HAES is exceptionally similar to pro-ana; the pro-anorexia online trend that has so dangerously taken hold of so many eating disordered young women. It provides a way to defer pain, and provides the emotional support necessary to continue the disorder without critical assessment. However, in my opinion HAES is significantly worse than pro-ana in that it has managed to piggy-back its way onto legitimate social justice struggles and has reframed its pain deference as a genuine issue of discrimination. Not only is the subject exempt from the emotional pain that would naturally come from being rejected by a crush or being unable to sit in a standard bus seat, but they have the ability to righteously demand these things as human rights.
A recent talk given by ‘fat activist’ Sonalee Rashatwar at St Olaf College decried the difficulties she faced in life not as an issue of her morbid obesity, but as ‘fatphobia‘. This is the essence of HAES logic. I could blame my inability to fit in the psychology lecture hall seats on how no seats had been installed to accommodate me. I could blame my lack of love interests on society’s mystical beauty standards which glamorised thinness and stigmatised fatness. It was pain deferred and sublimated into righteous indignation. Fatness became an identity, not a condition. My eating disorder was safely hidden beneath layers of politically correct pomp.


Fat activist Sonalee Rashatwar compared personal trainers to Nazis. Credit: Campus Reform
My wake-up call came when I developed signs of unchecked diabetes. With the emergence of a ring of grey, dying flesh around my neck, so did the unavoidable realisation that I was killing myself and wasting the best years of my youth. I adopted a diet which worked for me, going high-carb-low-fat vegan, and took up jogging in an abandoned park. Well, tiny bursts of jogging between long ‘bursts’ of walking. I shed nearly 100lbs in a matter of a year, dropping 8 trouser sizes and even a shoe size. I’ve still got plenty to lose, but I don’t have to worry about lecture hall flip-desks anymore.

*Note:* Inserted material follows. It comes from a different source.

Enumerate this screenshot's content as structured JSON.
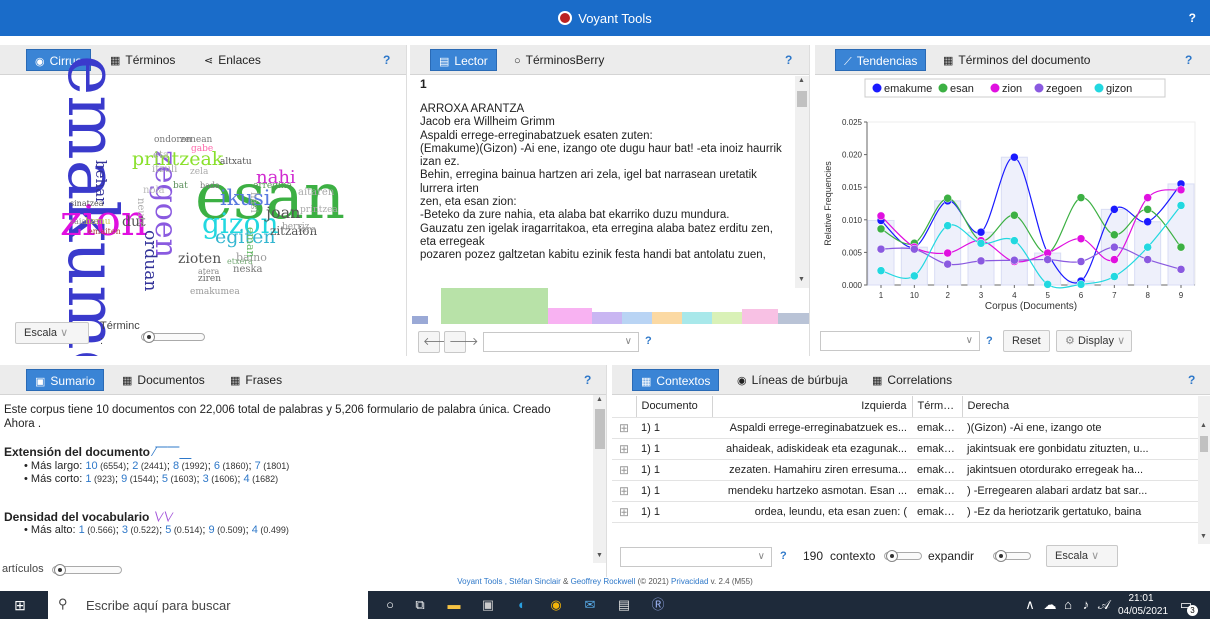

If I can impart a single piece of knowledge from my experience, it would be this: Be kind. HAES is often reinforced by the cruelty of anti-HAES trolls who believe fat-shaming to be the answer to obesity. It is no more the answer than thin-shaming would be to an anorexic. It firmly reinforces HAES ideological postulates on society’s inherent, arbitrary cruelness towards fat people. It is important to recognise that the vast majority of obese people are disordered in their eating and thinking and that much of their self-abuse is out of their control. HAES is dangerous, yes, but we need to realise that it is a disordered coping mechanism, much like the pro-anorexia movement.
To those reading this who might be struggling with overeating or obesity, I want to speak directly to you. I want you to understand that you are valuable. You are not stupid. You are not lazy. What you are is a human being who, like every other human being, deserves to live their absolute best life and is struggling to do so for reasons that might be out of your control. There is no shame in seeking help, or comfort from others. As cliché as it might be, one more day of trying truly is one less day towards your goal. A goal I know you can achieve.